Gilles Bigot est un fonceur qui, il y a très peu de temps encore, s’informait de tout ce qui se passait au cabinet, s’impliquant pleinement dans chaque dossier stratégique. "Pendant très longtemps, il m’a été impossible de déléguer, confie ce membre du comité exécutif de la firme. Lorsque mon maître de yoga et de méditation m’a demandé de lâcher prise, je n’ai pas compris ce que cela voulait dire, même au sens littéral. Mais j’ai changé aujourd’hui, je suis capable de me reposer en toute sérénité sur mes associés et mes partenaires, de prendre du recul et de ne pas réagir à chaud." Il faut dire que Gilles Bigot, qui sait provoquer le destin, est un homme dont le succès s'explique par son pragmatisme et son flair.

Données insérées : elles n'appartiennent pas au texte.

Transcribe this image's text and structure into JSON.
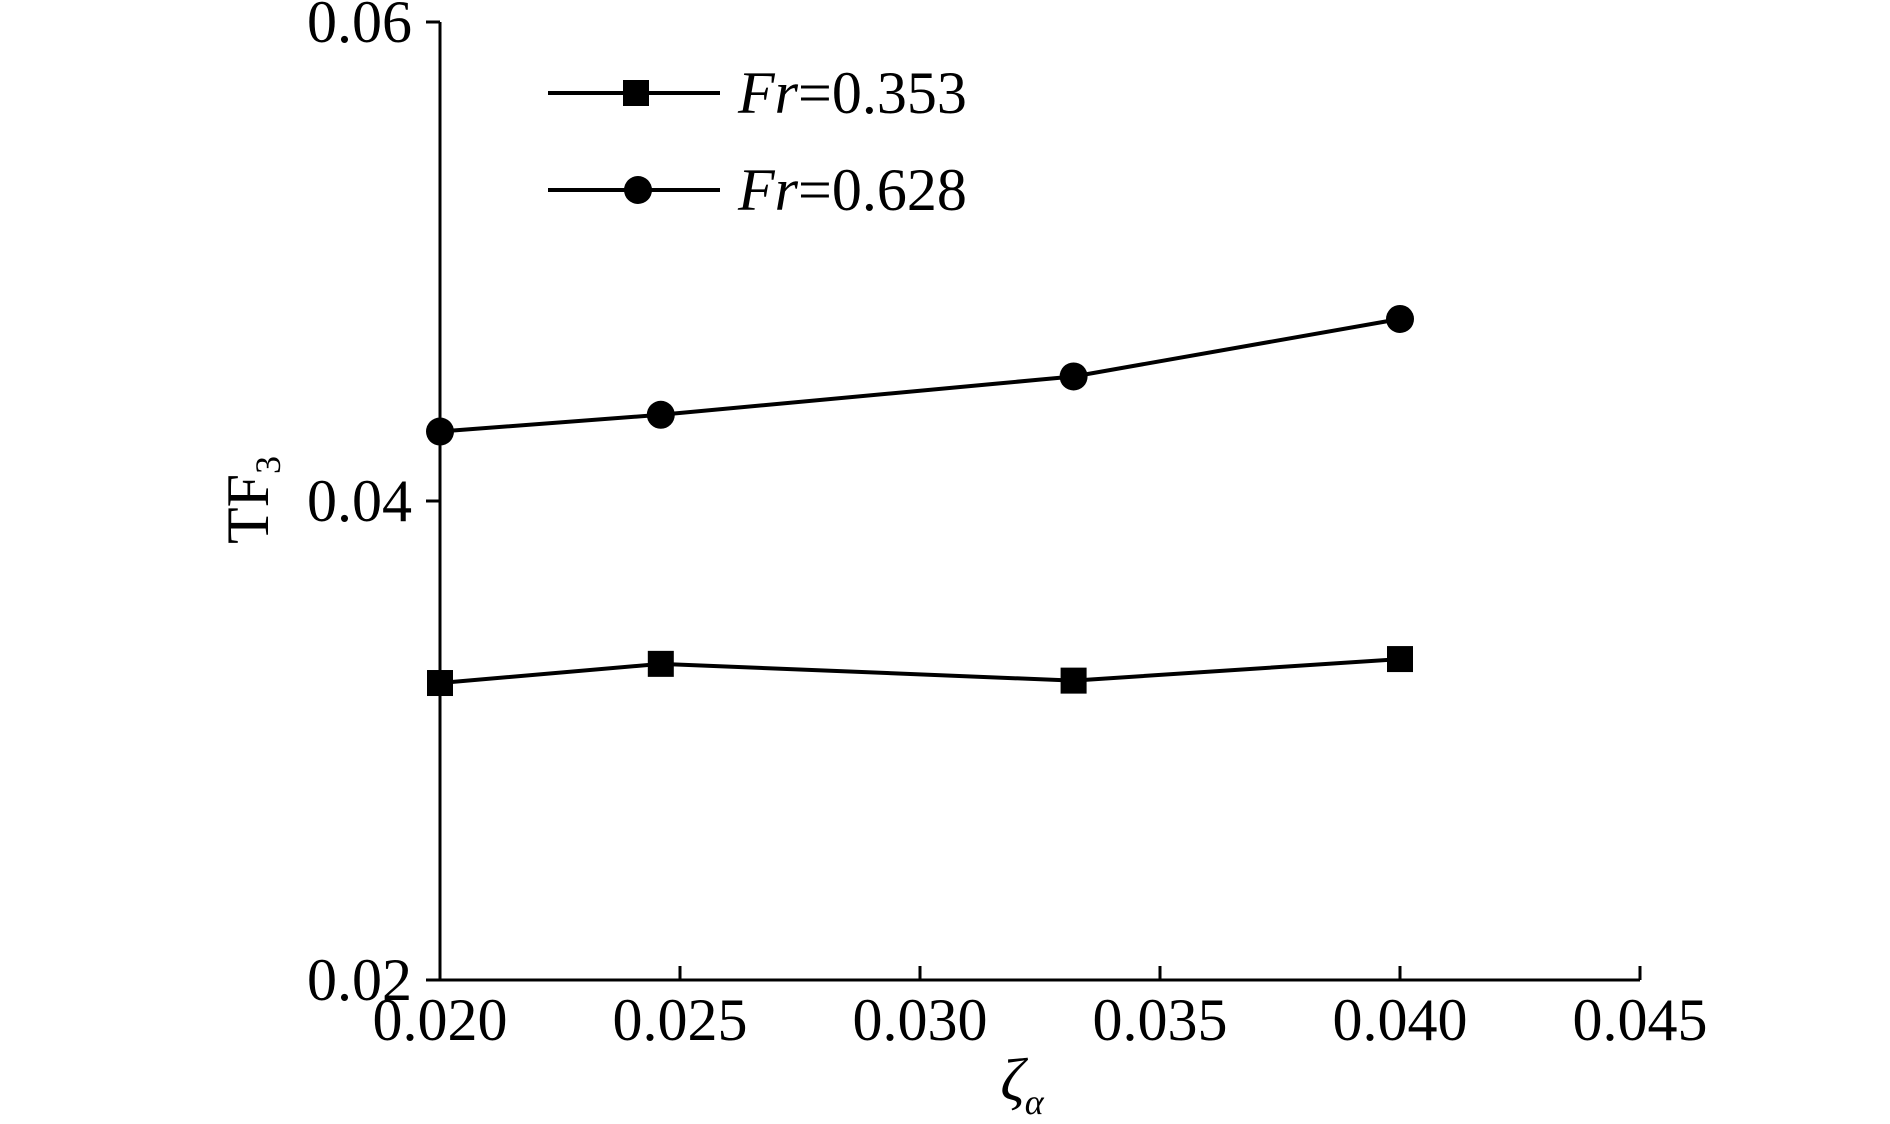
{
  "chart_data": {
    "type": "line",
    "xlabel": "ζ",
    "xlabel_subscript": "α",
    "ylabel": "TF",
    "ylabel_subscript": "3",
    "xlim": [
      0.02,
      0.045
    ],
    "ylim": [
      0.02,
      0.06
    ],
    "xticks": [
      "0.020",
      "0.025",
      "0.030",
      "0.035",
      "0.040",
      "0.045"
    ],
    "xtick_values": [
      0.02,
      0.025,
      0.03,
      0.035,
      0.04,
      0.045
    ],
    "yticks": [
      "0.02",
      "0.04",
      "0.06"
    ],
    "ytick_values": [
      0.02,
      0.04,
      0.06
    ],
    "grid": false,
    "legend_position": "top-left",
    "series": [
      {
        "legend_prefix": "Fr",
        "legend_suffix": "=0.353",
        "marker": "square",
        "color": "#000000",
        "x": [
          0.02,
          0.0246,
          0.0332,
          0.04
        ],
        "y": [
          0.0324,
          0.0332,
          0.0325,
          0.0334
        ]
      },
      {
        "legend_prefix": "Fr",
        "legend_suffix": "=0.628",
        "marker": "circle",
        "color": "#000000",
        "x": [
          0.02,
          0.0246,
          0.0332,
          0.04
        ],
        "y": [
          0.0429,
          0.0436,
          0.0452,
          0.0476
        ]
      }
    ]
  }
}
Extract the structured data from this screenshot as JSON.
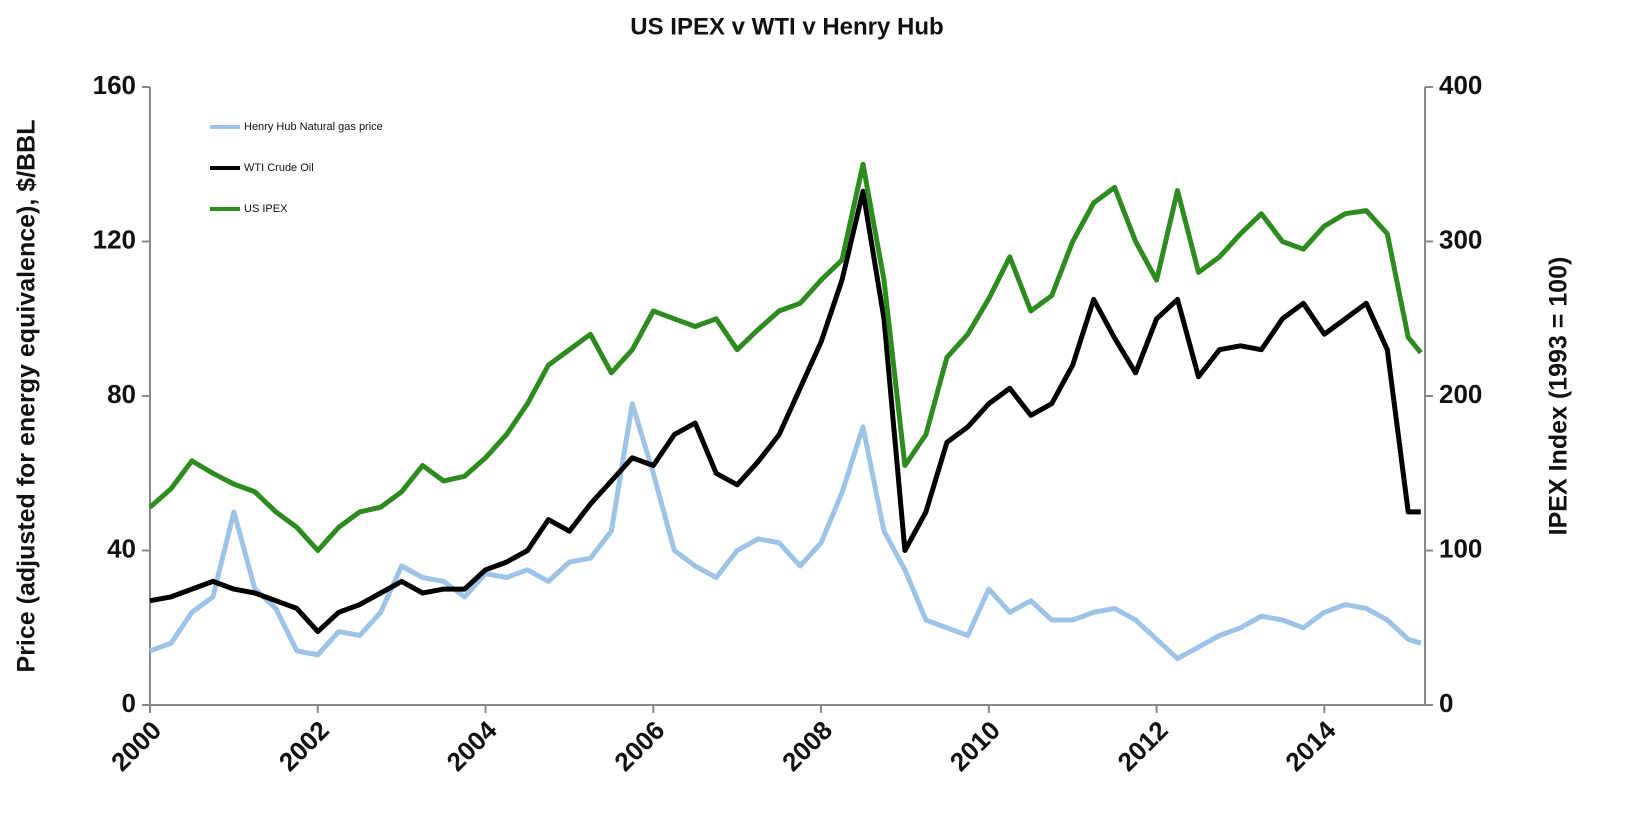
{
  "chart_data": {
    "type": "line",
    "title": "US IPEX v WTI v Henry Hub",
    "y_label": "Price (adjusted for energy equivalence), $/BBL",
    "y2_label": "IPEX Index (1993 = 100)",
    "x": [
      2000,
      2000.25,
      2000.5,
      2000.75,
      2001,
      2001.25,
      2001.5,
      2001.75,
      2002,
      2002.25,
      2002.5,
      2002.75,
      2003,
      2003.25,
      2003.5,
      2003.75,
      2004,
      2004.25,
      2004.5,
      2004.75,
      2005,
      2005.25,
      2005.5,
      2005.75,
      2006,
      2006.25,
      2006.5,
      2006.75,
      2007,
      2007.25,
      2007.5,
      2007.75,
      2008,
      2008.25,
      2008.5,
      2008.75,
      2009,
      2009.25,
      2009.5,
      2009.75,
      2010,
      2010.25,
      2010.5,
      2010.75,
      2011,
      2011.25,
      2011.5,
      2011.75,
      2012,
      2012.25,
      2012.5,
      2012.75,
      2013,
      2013.25,
      2013.5,
      2013.75,
      2014,
      2014.25,
      2014.5,
      2014.75,
      2015,
      2015.15
    ],
    "series": [
      {
        "name": "Henry Hub Natural gas price",
        "color": "#9dc3e6",
        "axis": "y",
        "values": [
          14,
          16,
          24,
          28,
          50,
          30,
          25,
          14,
          13,
          19,
          18,
          24,
          36,
          33,
          32,
          28,
          34,
          33,
          35,
          32,
          37,
          38,
          45,
          78,
          60,
          40,
          36,
          33,
          40,
          43,
          42,
          36,
          42,
          55,
          72,
          45,
          35,
          22,
          20,
          18,
          30,
          24,
          27,
          22,
          22,
          24,
          25,
          22,
          17,
          12,
          15,
          18,
          20,
          23,
          22,
          20,
          24,
          26,
          25,
          22,
          17,
          16
        ]
      },
      {
        "name": "WTI Crude Oil",
        "color": "#000000",
        "axis": "y",
        "values": [
          27,
          28,
          30,
          32,
          30,
          29,
          27,
          25,
          19,
          24,
          26,
          29,
          32,
          29,
          30,
          30,
          35,
          37,
          40,
          48,
          45,
          52,
          58,
          64,
          62,
          70,
          73,
          60,
          57,
          63,
          70,
          82,
          94,
          110,
          133,
          100,
          40,
          50,
          68,
          72,
          78,
          82,
          75,
          78,
          88,
          105,
          95,
          86,
          100,
          105,
          85,
          92,
          93,
          92,
          100,
          104,
          96,
          100,
          104,
          92,
          50,
          50
        ]
      },
      {
        "name": "US IPEX",
        "color": "#2e8b1f",
        "axis": "y2",
        "values": [
          128,
          140,
          158,
          150,
          143,
          138,
          125,
          115,
          100,
          115,
          125,
          128,
          138,
          155,
          145,
          148,
          160,
          175,
          195,
          220,
          230,
          240,
          215,
          230,
          255,
          250,
          245,
          250,
          230,
          243,
          255,
          260,
          275,
          288,
          350,
          275,
          155,
          175,
          225,
          240,
          263,
          290,
          255,
          265,
          300,
          325,
          335,
          300,
          275,
          333,
          280,
          290,
          305,
          318,
          300,
          295,
          310,
          318,
          320,
          305,
          238,
          228
        ]
      }
    ],
    "xlim": [
      2000,
      2015.2
    ],
    "xticks": [
      2000,
      2002,
      2004,
      2006,
      2008,
      2010,
      2012,
      2014
    ],
    "ylim": [
      0,
      160
    ],
    "yticks": [
      0,
      40,
      80,
      120,
      160
    ],
    "y2lim": [
      0,
      400
    ],
    "y2ticks": [
      0,
      100,
      200,
      300,
      400
    ],
    "grid": false,
    "legend": "upper left"
  }
}
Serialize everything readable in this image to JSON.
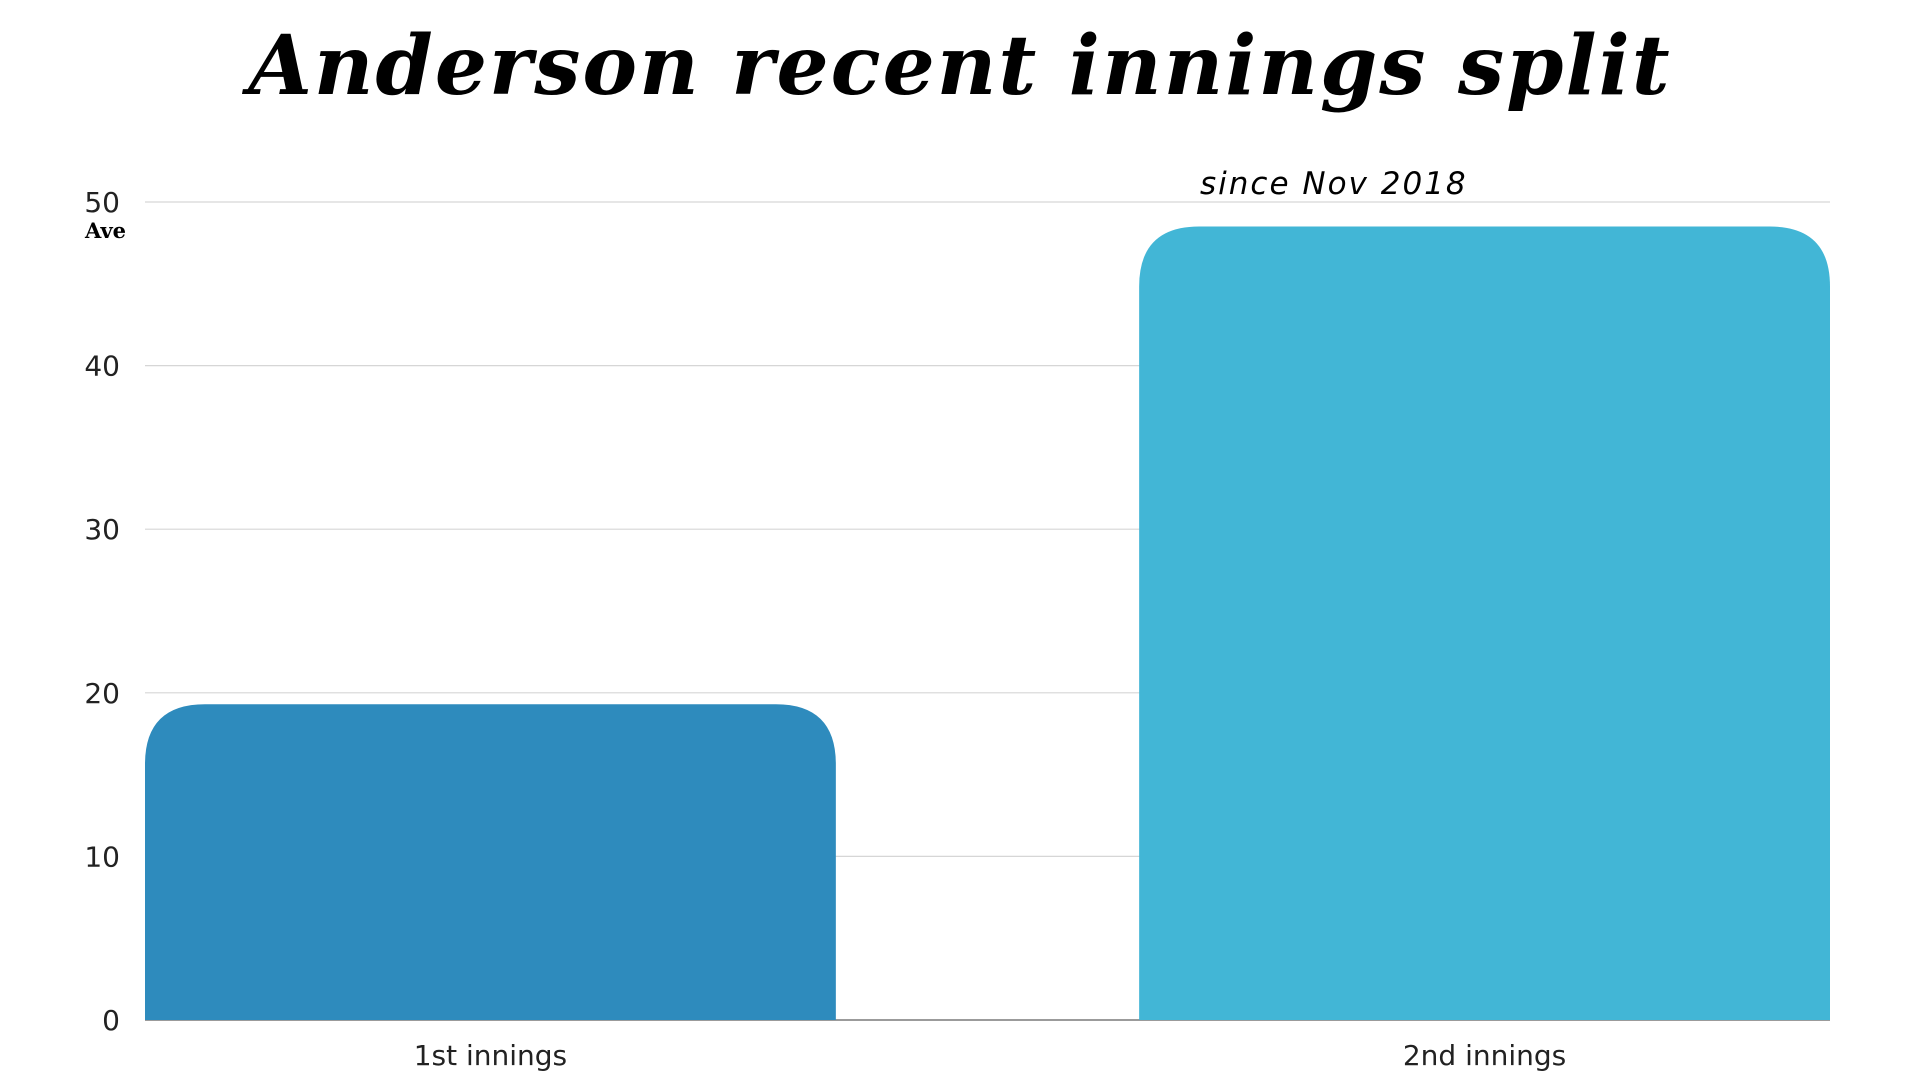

ADN d’avocat contentieux corporate

Ce fils de professeur et d’agent d’assurance né à Dieppe comprend vite que sa personnalité le détournera d’un parcours classique. Gilles Bigot, qui pratique jeune le football et le handball au niveau national, a dans la tête d’arrêter sa scolarité "faute de rentrer dans les clous". C’est finalement avec un bac philo en poche qu’il pousse les portes d’une agence de la Société générale de sa ville. Son état d’esprit singulier est remarqué. Il occupe alors par intérim des fonctions de direction durant un an, passant des examens professionnels et gérant les comptes périlleux des entreprises locales, puis il décide de devancer l’appel du service militaire. C’est la révélation. Le jeune homme n’a pas encore touché aux matières juridiques et se voit bien faire carrière dans l’armée, tant l’activité est dense, pleine d'émotions. Les challenges quotidiens de ce corps de métier l’enchantent, mais aussi les responsabilités qu’on lui confie. Avant de changer d’avis : en s’inscrivant à une préparation pour les écoles de Saint-Cyr, il prend conscience que le travail administratif à terme ne lui correspondra pas. Ce sera donc l’université de droit, d’abord de Rouen, puis de Paris-Assas, puis de Rouen à nouveau pour deux DESS la même année. Le tout en étant pion d’internat, videur d’une boîte de nuit, enseignant à la chambre de commerce… Une fois son diplôme de droit notarial en poche, il se tourne vers l’avocature en passant le CRFPA. "J’imaginais pouvoir être soit notaire, soit administrateur judiciaire, soit avocat, se souvient-il. Mais je ne connaissais personne qui exerçait ces professions. Je suis donc un peu parti à l’aveuglette." Mais il n'y voit pas plus clair car l’avocat qui l’embauche alors ne lui confie aucune tâche intéressante. Nouveau moment de doute pour celui qui observe ses amis en stage dans les plus beaux cabinets français.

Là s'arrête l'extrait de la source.